Je lis les brochures de ceux qui se déclarent euxmêmes seuls savants, et j'entre dans une ombre glacée où le doute et les fantômes remplacent les sérénités de la lumière et la chaleur saine de la vie. Les systèmes se déroulent et se contredisent, les masques se succèdent. Je n'entends plus Dieu, je n'ai plus ses promesses, je me demande enfin si Dieu a su construire son Eglise. L'a-t-il posée sur la pierre ferme, ou bien, avec un très-grand dédain des angoisses de mon intelligence et de mon cœur, l'a-t-il ébauchée sur les pierres roulantes et sur le sable mouvant, pour être perfectionnée et transformée plus tard par qui voudra?

Mais j'écoute les Apôtres, et mon cœur brùle. Tout est amour, certitude, divine clarté. Je vois les envoyés vivants du Dieu vivant. Je vois les pieds poudreux, la tête couronnée d'épines, le corps labouré de cicatrices, le flanc percé, mais les bourreaux vaincus, la tombe changée en berceau, des églises qui naissent, la lumière et la charité qui se répandent. Ah! je le reconnais : c'est Lui! Ceux-ci sont en Lui, et Il est en eux. Ils parlent sa langue tendre et lumineuse, ils font son œuvre invincible et immortelle, et pour dernière ressemblance, se tournant vers le Chef qu'Il leur a laissé, ils lui disent: Tu es Pierre, confirme-nous. Tu es le Pasteur, enseigne-nous le pâturage. Pais par nous les agneaux que le Seigneur Jésus nous a confiés par ta main et pais-nous directement nous-mêmes qui sommes les brebis!

Je déplore d'être obligé de finir. Je voudrais vous raconter la vie de ces hommes, du moins les traits qui échappent à leur modestie soigneuse de se taire. Ils cachent leur vie, ou, pour mieux dire, elle est cachée à leurs propres yeux. Ils savent que Dieu les emploie à quelque chose de grand, ils ne se savent pas grands par eux-mêmes et ne connaissent en eux que la misère de l'humanité. C'est à peine si l'on peut saisir dans leurs récits quelques traits de cet héroïsme qui veut s'ignorer et qui en vient à bout. Ecoutez pourtant ceci.

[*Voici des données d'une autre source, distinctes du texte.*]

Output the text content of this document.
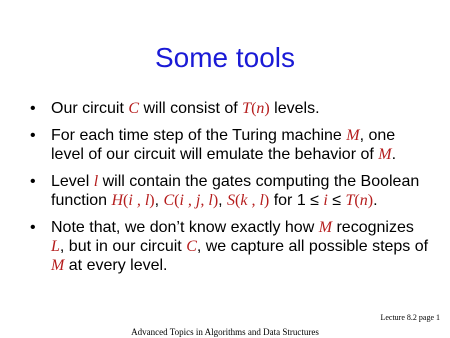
Some tools
• Our circuit C will consist of T(n) levels.
• For each time step of the Turing machine M, one level of our circuit will emulate the behavior of M.
• Level l will contain the gates computing the Boolean function H(i , l), C(i , j, l), S(k , l) for 1 ≤ i ≤ T(n).
• Note that, we don’t know exactly how M recognizes L, but in our circuit C, we capture all possible steps of M at every level.
Lecture 8.2 page 1
Advanced Topics in Algorithms and Data Structures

L'un d'eux, alors simple missionnaire envoyé par

son évêque dans un canton éloigné, pour étudier si l'on y pouvait établir un prêtre, arriva au terme de sa course sans argent et sans moyens de revenir. De son dernier dollar, il avait acheté un flacon de vin, afin de pouvoir dire la messe, ressource suprême et unique pour résister aux tortures de l'abandon. En ce lieu vivaient des hommes, des Européens, et parmi eux des Français. Il les avait salués dans la langue de la patrie, et ces hommes, parce qu'il était prêtre, ne lui avaient pas répondu. Il s'établit sous un arbre, à quelque distance des maisons où il ne pouvait espérer un abri, et il vécut des semaines entières, sans pain, de racines inconnues qu'il essayait à tout risque et de coquillages qu'il mangeait crus, n'ayant pas d'ustensile pour les faire cuire. Mais la dureté persévérante des hommes et la longue impuissance de sa prière était un plus grand tourment. Parfois, quelque habitant du village, passant, lui jetait une injure et s'éloignait. Personne qui voulût non pas lui serrer la main, mais seulement l'entendre; pas un vieillard, pas une femme, pas un enfant. Encore qu'il continuât d'espérer, cette horreur de Dieu lui déchirait le cœur, et il sentait baisser sa vigueur corporelle ruinée par la fièvre et le chagrin.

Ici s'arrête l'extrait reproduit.